The 5.56x45mm NATO FX-05 Xiuhcoatl (Fire Snake in Aztec) has a design history dating back to 2006 but has only recently really entered into service with the Mexican Defense Forces, replacing 7.62x51mm G3s. The rifle has seen various enhancements since the early 2006 design, most notably replacing the built-in optic with a picatinny rail (although still present in some modern version), and a number of exterior changes, with the internal portions of the rifle being a combination of various older rifle designs and the addition of some new ones. There was some legal heat over the rifle with Heckler & Koch, with alleged design infringements, although H&K agreed to not press further. One of the reasons why the Mexican Army had such an issue with getting the rifle to the troops was due to financial issues wherein the Government couldn’t pay the cost of production setup and manufacture on time.
This particular video put out by the design bureau illustrated two new developments that go along with the FX-05, a locally designed Grip Pod, and a 40x46mm UBGL/standalone grenade launcher.
The Grip Pod is every similar to the device invented and used in the United States, however it has a swivel mount just underneath the M1913 Picatinny rail attachment point, that allows the grip to be locked underneath the rifle and out of the way. I’m not familiar with the operational requirement that necessitated this feature, but it appears to be complicating an already fragile piece of plastic that is prone to breaking.
Second up, is a locally produced 40x46mm low-velocity grenade launcher, very similar in concept to the H&K M320 in that it can be attached to the M1913 Picatinny rail portion of a weapon system, but then taken off and used in a handheld mode as well. Development of the launcher has been around since at least 2015, but this is some of the first Youtube footage of the weapon in action, and that has been reported on TFB.

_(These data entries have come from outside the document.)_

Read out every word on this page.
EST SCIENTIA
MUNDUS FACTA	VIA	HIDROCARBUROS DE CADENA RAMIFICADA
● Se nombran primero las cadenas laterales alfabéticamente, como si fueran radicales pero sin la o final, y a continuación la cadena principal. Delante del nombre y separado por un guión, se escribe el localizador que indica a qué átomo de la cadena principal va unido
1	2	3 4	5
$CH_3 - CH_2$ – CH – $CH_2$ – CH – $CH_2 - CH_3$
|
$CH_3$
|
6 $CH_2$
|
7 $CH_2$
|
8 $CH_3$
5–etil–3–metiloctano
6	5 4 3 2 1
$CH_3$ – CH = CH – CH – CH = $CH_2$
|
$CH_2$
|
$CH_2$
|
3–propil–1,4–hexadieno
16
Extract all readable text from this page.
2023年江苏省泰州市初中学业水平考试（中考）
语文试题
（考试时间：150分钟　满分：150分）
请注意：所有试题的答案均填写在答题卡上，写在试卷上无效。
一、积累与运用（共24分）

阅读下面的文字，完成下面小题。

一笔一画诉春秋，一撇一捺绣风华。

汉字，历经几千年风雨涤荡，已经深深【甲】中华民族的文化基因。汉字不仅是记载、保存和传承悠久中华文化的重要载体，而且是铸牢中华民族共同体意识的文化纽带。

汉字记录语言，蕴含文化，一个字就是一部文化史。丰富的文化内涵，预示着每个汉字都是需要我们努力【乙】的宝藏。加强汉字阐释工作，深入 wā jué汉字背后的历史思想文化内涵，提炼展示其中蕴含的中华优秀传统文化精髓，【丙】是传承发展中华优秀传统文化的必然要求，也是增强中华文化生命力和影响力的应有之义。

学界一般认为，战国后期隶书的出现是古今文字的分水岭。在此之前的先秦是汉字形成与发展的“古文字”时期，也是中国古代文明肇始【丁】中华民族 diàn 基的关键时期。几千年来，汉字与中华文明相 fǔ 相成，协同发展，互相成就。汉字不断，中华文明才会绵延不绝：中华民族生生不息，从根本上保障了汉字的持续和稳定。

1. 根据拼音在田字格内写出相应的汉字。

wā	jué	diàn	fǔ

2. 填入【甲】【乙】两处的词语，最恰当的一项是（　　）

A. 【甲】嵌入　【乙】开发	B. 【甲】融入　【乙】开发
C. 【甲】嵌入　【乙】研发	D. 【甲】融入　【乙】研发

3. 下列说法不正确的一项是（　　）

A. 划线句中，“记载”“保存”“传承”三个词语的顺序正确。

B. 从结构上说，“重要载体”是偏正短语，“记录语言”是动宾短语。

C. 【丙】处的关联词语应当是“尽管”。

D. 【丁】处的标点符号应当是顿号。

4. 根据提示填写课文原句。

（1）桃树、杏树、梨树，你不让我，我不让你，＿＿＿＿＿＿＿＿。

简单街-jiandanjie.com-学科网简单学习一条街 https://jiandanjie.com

Unlike the M320, this Mexican version has a much smaller grip surface, which could be described as minimal in nature. Shooting the launcher off the rifle doesn’t appear to be too hard on a shooter, but the author imagines that in the standalone configuration, this can’t be a good day for a soldier’s wrists. Throughout all the footage of the launcher, it doesn’t appear that there are any sights, either electronic, optical, or open, in use with the standalone configuration of the weapon system.